Яд, порох, дамский пистолет - Александра Лавалье
Глава 31
Покушение
Неизвестно, какого беса прогневил Алексей, но и этой ночью выспаться ему не довелось. Едва он коснулся головой подушки, в дверь забарабанили. Такой грохот мог себе позволить лишь дворник при пожаре либо обманутый муж, явившийся выяснять отношения. Последнее маловероятно по причине отсутствия у Алексея замужней любовницы, да и всякой любовницы тоже. Значит, всё-таки пожар.
Не открывая глаз, Алексей добрёл до входной двери и распахнул её. За дверью было пусто. Это так озадачило сонный мозг Алексея, что он даже немного проснулся. В ту же секунду мерные удары донеслись со стороны тайного хода. Совершенно очевидно кто-то пинал недавно заколоченную дверь.
– Эйлер, открывайте!
Ну разумеется, кому, кроме рыжего, достанет нахальства и невоспитанности ломиться в чужой дом среди ночи?
– Антон Михайлович, ночь на дворе, отправляйтесь спать! Придёте утром… как люди ходят.
Но пинки, став чуть более слабыми и неритмичными, продолжались. Алексей побрёл в спальню, смирившись с перспективой спать под звуковое сопровождение. Однако из-за двери донеслось отчаянное:
– Эйлер, открывай! Открывай, дурак!
Этот «дурак» из уст газетчика в один миг убедил Алексея, что дело серьёзное. Вернувшись к двери тайного хода, он принялся руками отрывать любовно приколоченную доску, проклиная момент, когда ему вздумалось закрыть ход, да дворника, у которого такие крепкие гвозди.
Через несколько минут, ободрав ладони, он оторвал доску и распахнул дверь. На лестнице тайного хода стоял перепачканный кровью Квашнин и держал на руках Варвару Дмитриевну. Девушка была без сознания, в разорванном платье. В волосах мусор и запутавшиеся листья, лица не видно под слоем грязи и крови.
– В лабораторию!
Пока Алексей отмывал руки и закатывал рукава нижней рубахи, рыжий уложил Варю на стол.
– Что произошло?
– Лошадь понесла. Варя вылетела из коляски и ударилась о дерево. Вот… всё лицо… Потом в овраг скатилась. Я когда её нашёл, она уже без сознания была. – Рыжий осёкся и всхлипнул.

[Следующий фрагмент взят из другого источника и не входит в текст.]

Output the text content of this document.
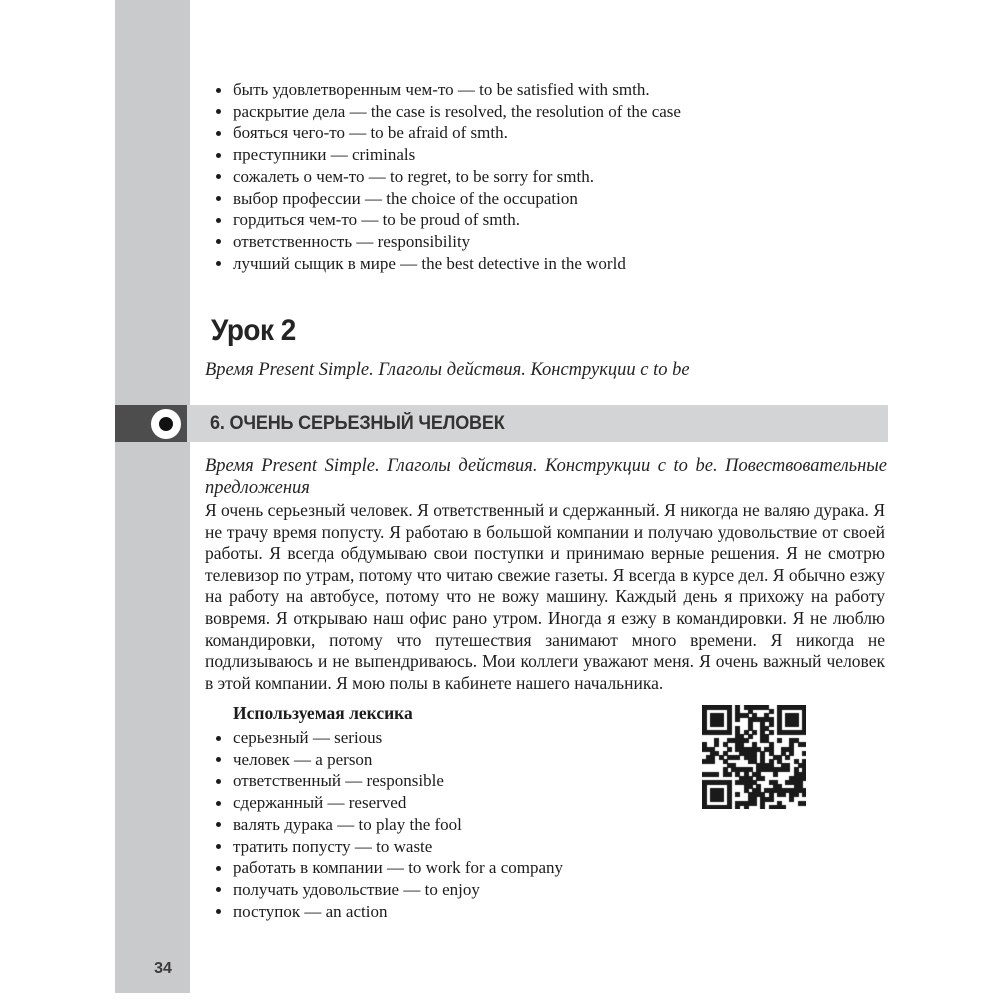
34
быть удовлетворенным чем-то — to be satisfied with smth.
раскрытие дела — the case is resolved, the resolution of the case
бояться чего-то — to be afraid of smth.
преступники — criminals
сожалеть о чем-то — to regret, to be sorry for smth.
выбор профессии — the choice of the occupation
гордиться чем-то — to be proud of smth.
ответственность — responsibility
лучший сыщик в мире — the best detective in the world
Урок 2
Время Present Simple. Глаголы действия. Конструкции с to be
6. ОЧЕНЬ СЕРЬЕЗНЫЙ ЧЕЛОВЕК
Время Present Simple. Глаголы действия. Конструкции с to be. Повествовательные предложения

Я очень серьезный человек. Я ответственный и сдержанный. Я никогда не валяю дурака. Я не трачу время попусту. Я работаю в большой компании и получаю удовольствие от своей работы. Я всегда обдумываю свои поступки и принимаю верные решения. Я не смотрю телевизор по утрам, потому что читаю свежие газеты. Я всегда в курсе дел. Я обычно езжу на работу на автобусе, потому что не вожу машину. Каждый день я прихожу на работу вовремя. Я открываю наш офис рано утром. Иногда я езжу в командировки. Я не люблю командировки, потому что путешествия занимают много времени. Я никогда не подлизываюсь и не выпендриваюсь. Мои коллеги уважают меня. Я очень важный человек в этой компании. Я мою полы в кабинете нашего начальника.

Используемая лексика
серьезный — serious
человек — a person
ответственный — responsible
сдержанный — reserved
валять дурака — to play the fool
тратить попусту — to waste
работать в компании — to work for a company
получать удовольствие — to enjoy
поступок — an action
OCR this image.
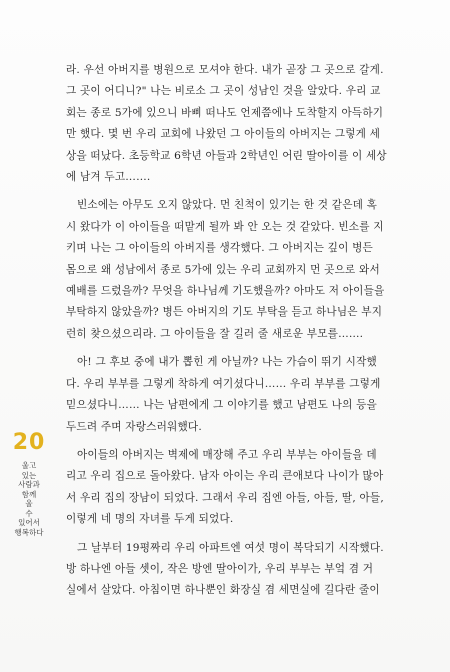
라. 우선 아버지를 병원으로 모셔야 한다. 내가 곧장 그 곳으로 갈게.
그 곳이 어디니?" 나는 비로소 그 곳이 성남인 것을 알았다. 우리 교
회는 종로 5가에 있으니 바삐 떠나도 언제쯤에나 도착할지 아득하기
만 했다. 몇 번 우리 교회에 나왔던 그 아이들의 아버지는 그렇게 세
상을 떠났다. 초등학교 6학년 아들과 2학년인 어린 딸아이를 이 세상
에 남겨 두고…….
빈소에는 아무도 오지 않았다. 먼 친척이 있기는 한 것 같은데 혹
시 왔다가 이 아이들을 떠맡게 될까 봐 안 오는 것 같았다. 빈소를 지
키며 나는 그 아이들의 아버지를 생각했다. 그 아버지는 깊이 병든
몸으로 왜 성남에서 종로 5가에 있는 우리 교회까지 먼 곳으로 와서
예배를 드렸을까? 무엇을 하나님께 기도했을까? 아마도 저 아이들을
부탁하지 않았을까? 병든 아버지의 기도 부탁을 듣고 하나님은 부지
런히 찾으셨으리라. 그 아이들을 잘 길러 줄 새로운 부모를…….
아! 그 후보 중에 내가 뽑힌 게 아닐까? 나는 가슴이 뛰기 시작했
다. 우리 부부를 그렇게 착하게 여기셨다니…… 우리 부부를 그렇게
믿으셨다니…… 나는 남편에게 그 이야기를 했고 남편도 나의 등을
두드려 주며 자랑스러워했다.
아이들의 아버지는 벽제에 매장해 주고 우리 부부는 아이들을 데
리고 우리 집으로 돌아왔다. 남자 아이는 우리 큰애보다 나이가 많아
서 우리 집의 장남이 되었다. 그래서 우리 집엔 아들, 아들, 딸, 아들,
이렇게 네 명의 자녀를 두게 되었다.
그 날부터 19평짜리 우리 아파트엔 여섯 명이 복닥되기 시작했다.
방 하나엔 아들 셋이, 작은 방엔 딸아이가, 우리 부부는 부엌 겸 거
실에서 살았다. 아침이면 하나뿐인 화장실 겸 세면실에 길다란 줄이
20
울고
있는
사람과
함께
울
수
있어서
행복하다
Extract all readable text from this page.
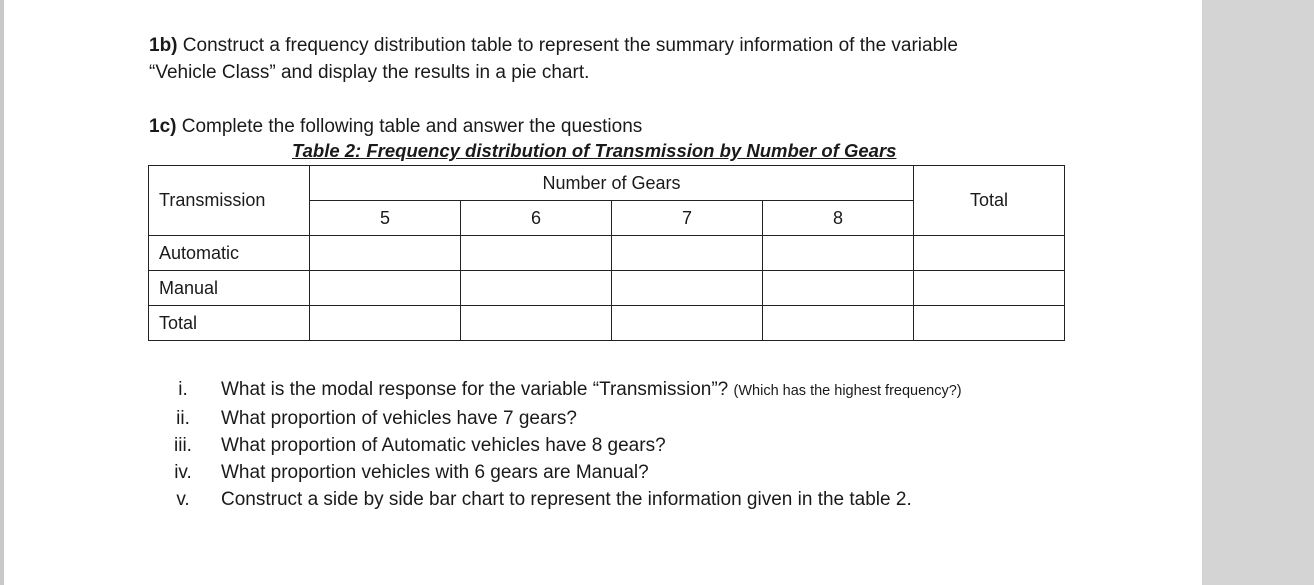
1b) Construct a frequency distribution table to represent the summary information of the variable
“Vehicle Class” and display the results in a pie chart.

1c) Complete the following table and answer the questions

Table 2: Frequency distribution of Transmission by Number of Gears
Transmission	Number of Gears				Total
	5	6	7	8	
Automatic					
Manual					
Total					
i.	What is the modal response for the variable “Transmission”? (Which has the highest frequency?)
ii.	What proportion of vehicles have 7 gears?
iii.	What proportion of Automatic vehicles have 8 gears?
iv.	What proportion vehicles with 6 gears are Manual?
v.	Construct a side by side bar chart to represent the information given in the table 2.
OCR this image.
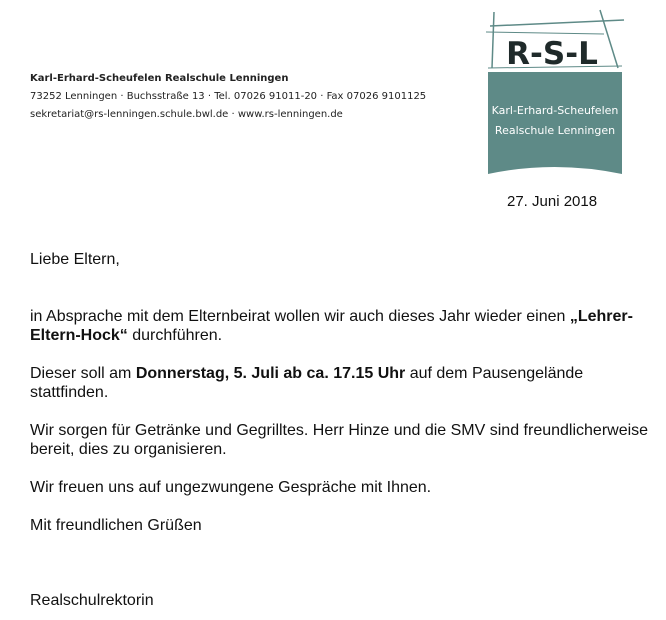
Karl-Erhard-Scheufelen Realschule Lenningen
73252 Lenningen · Buchsstraße 13 · Tel. 07026 91011-20 · Fax 07026 9101125
sekretariat@rs-lenningen.schule.bwl.de · www.rs-lenningen.de
R-S-L
Karl-Erhard-Scheufelen
Realschule Lenningen
27. Juni 2018

Liebe Eltern,

in Absprache mit dem Elternbeirat wollen wir auch dieses Jahr wieder einen „Lehrer-Eltern-Hock“ durchführen.

Dieser soll am Donnerstag, 5. Juli ab ca. 17.15 Uhr auf dem Pausengelände stattfinden.

Wir sorgen für Getränke und Gegrilltes. Herr Hinze und die SMV sind freundlicherweise bereit, dies zu organisieren.

Wir freuen uns auf ungezwungene Gespräche mit Ihnen.

Mit freundlichen Grüßen

Realschulrektorin
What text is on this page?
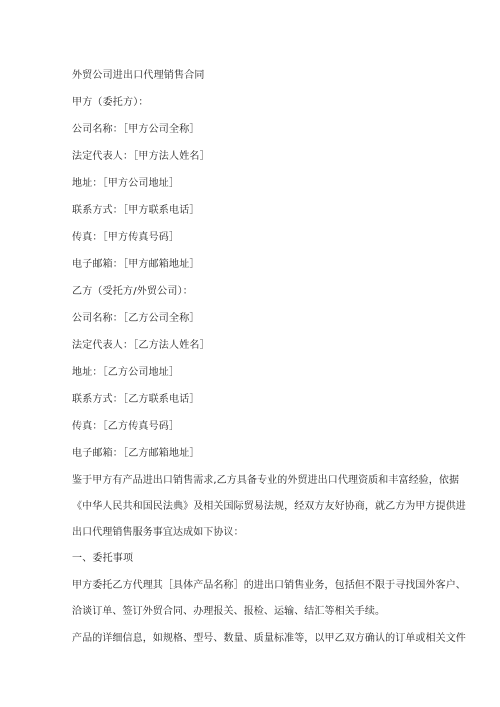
外贸公司进出口代理销售合同
甲方（委托方）：
公司名称：［甲方公司全称］
法定代表人：［甲方法人姓名］
地址：［甲方公司地址］
联系方式：［甲方联系电话］
传真：［甲方传真号码］
电子邮箱：［甲方邮箱地址］
乙方（受托方/外贸公司）：
公司名称：［乙方公司全称］
法定代表人：［乙方法人姓名］
地址：［乙方公司地址］
联系方式：［乙方联系电话］
传真：［乙方传真号码］
电子邮箱：［乙方邮箱地址］
鉴于甲方有产品进出口销售需求,乙方具备专业的外贸进出口代理资质和丰富经验，依据
《中华人民共和国民法典》及相关国际贸易法规，经双方友好协商，就乙方为甲方提供进
出口代理销售服务事宜达成如下协议：
一、委托事项
甲方委托乙方代理其［具体产品名称］的进出口销售业务，包括但不限于寻找国外客户、
洽谈订单、签订外贸合同、办理报关、报检、运输、结汇等相关手续。
产品的详细信息，如规格、型号、数量、质量标准等，以甲乙双方确认的订单或相关文件
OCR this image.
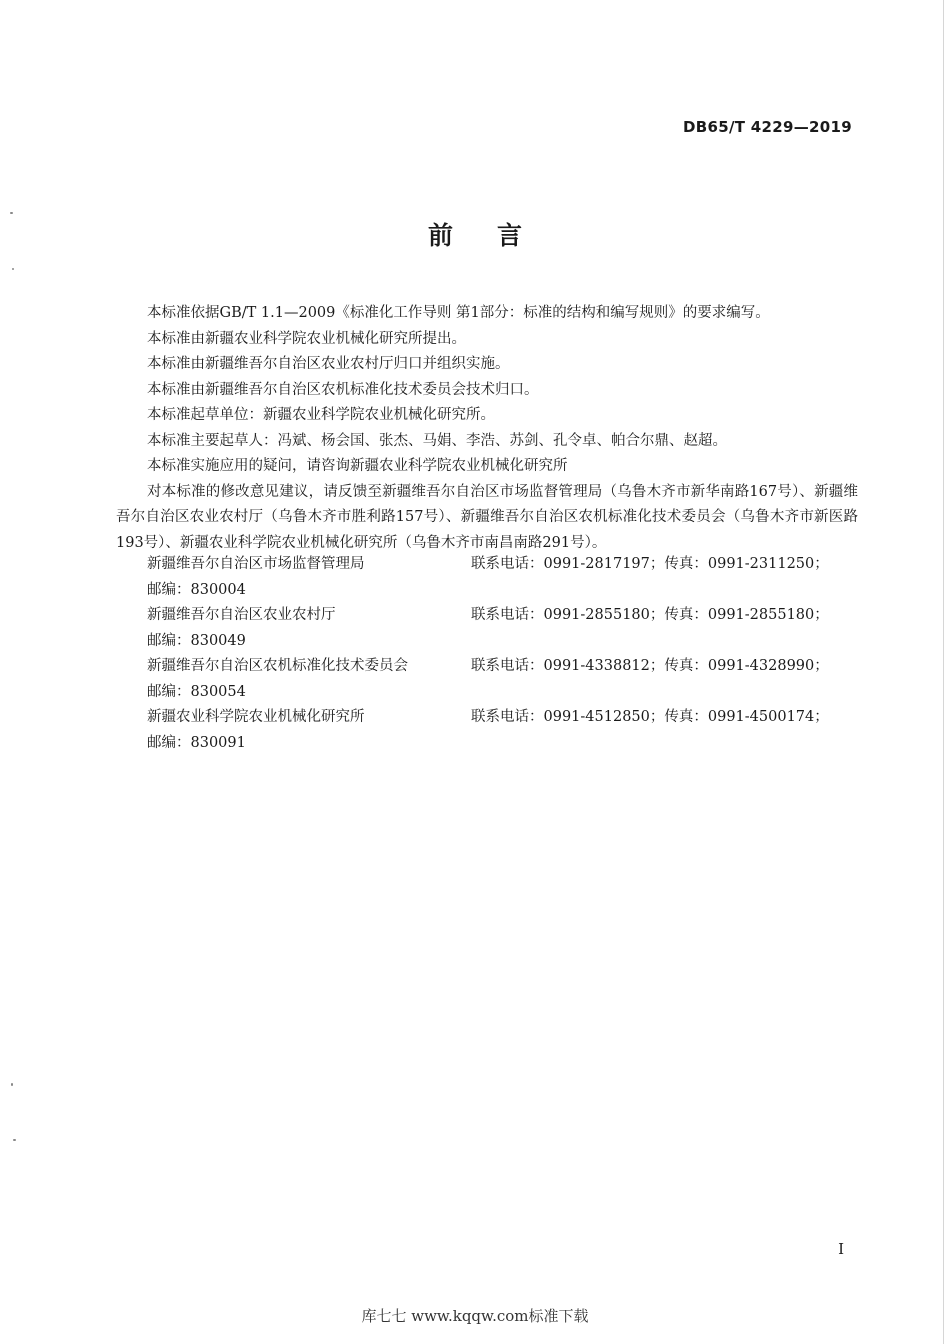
DB65/T 4229—2019
前言

本标准依据GB/T 1.1—2009《标准化工作导则 第1部分：标准的结构和编写规则》的要求编写。

本标准由新疆农业科学院农业机械化研究所提出。

本标准由新疆维吾尔自治区农业农村厅归口并组织实施。

本标准由新疆维吾尔自治区农机标准化技术委员会技术归口。

本标准起草单位：新疆农业科学院农业机械化研究所。

本标准主要起草人：冯斌、杨会国、张杰、马娟、李浩、苏剑、孔令卓、帕合尔鼎、赵超。

本标准实施应用的疑问，请咨询新疆农业科学院农业机械化研究所

对本标准的修改意见建议，请反馈至新疆维吾尔自治区市场监督管理局（乌鲁木齐市新华南路167号）、新疆维吾尔自治区农业农村厅（乌鲁木齐市胜利路157号）、新疆维吾尔自治区农机标准化技术委员会（乌鲁木齐市新医路193号）、新疆农业科学院农业机械化研究所（乌鲁木齐市南昌南路291号）。

新疆维吾尔自治区市场监督管理局	联系电话：0991-2817197；传真：0991-2311250；
邮编：830004
新疆维吾尔自治区农业农村厅	联系电话：0991-2855180；传真：0991-2855180；
邮编：830049
新疆维吾尔自治区农机标准化技术委员会	联系电话：0991-4338812；传真：0991-4328990；
邮编：830054
新疆农业科学院农业机械化研究所	联系电话：0991-4512850；传真：0991-4500174；
邮编：830091
I
库七七 www.kqqw.com标准下载
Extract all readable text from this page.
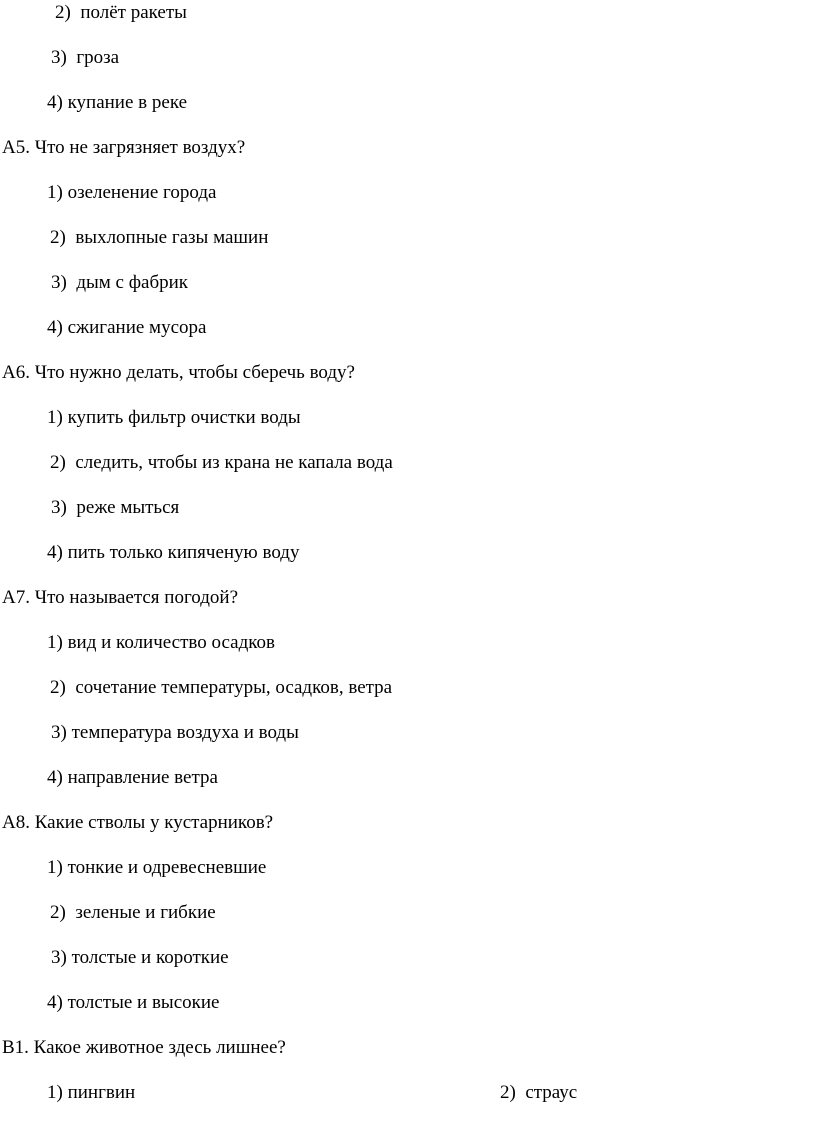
2)  полёт ракеты
3)  гроза
4) купание в реке
А5. Что не загрязняет воздух?
1) озеленение города
2)  выхлопные газы машин
3)  дым с фабрик
4) сжигание мусора
А6. Что нужно делать, чтобы сберечь воду?
1) купить фильтр очистки воды
2)  следить, чтобы из крана не капала вода
3)  реже мыться
4) пить только кипяченую воду
А7. Что называется погодой?
1) вид и количество осадков
2)  сочетание температуры, осадков, ветра
3) температура воздуха и воды
4) направление ветра
А8. Какие стволы у кустарников?
1) тонкие и одревесневшие
2)  зеленые и гибкие
3) толстые и короткие
4) толстые и высокие
В1. Какое животное здесь лишнее?
1) пингвин	2)  страус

– Не смейте рыдать и падать в обморок! Мойте руки, будете ассистировать.
– Я? – Рыжий поднял растерянные глаза.
– И снимите верхнюю одежду, она грязная.
Пока рыжий готовился, Алексей срезал с девушки остатки платья, снял с её шеи камею и осмотрел Варвару Дмитриевну. На теле повреждений не заметно, разве что царапины, а вот лицо рассечено и нос слегка смещён, вероятно, сломан. Даже хорошо, что она без сознания, потому что анестезировать нечем, не спирт же в неё вливать. Тем более что и рот тоже разбит.
Рыжий, голый до пояса, бледный до синевы, встал с другой стороны стола. Под стёртой грязью на лице у него обнаружилась кровоточащая царапина, но сам он её будто и не замечал.
– Держите тампон. Ваше дело промакивать рану и держать зажимы там, где скажу. И постарайтесь не дрожать, отвлекает. – Алексей привычно отметил, каким жёстким и безэмоциональным становится его голос в острые моменты. Наверное, так даже лучше. Если сейчас он позволит себе чувства, помогать Варе будет некому.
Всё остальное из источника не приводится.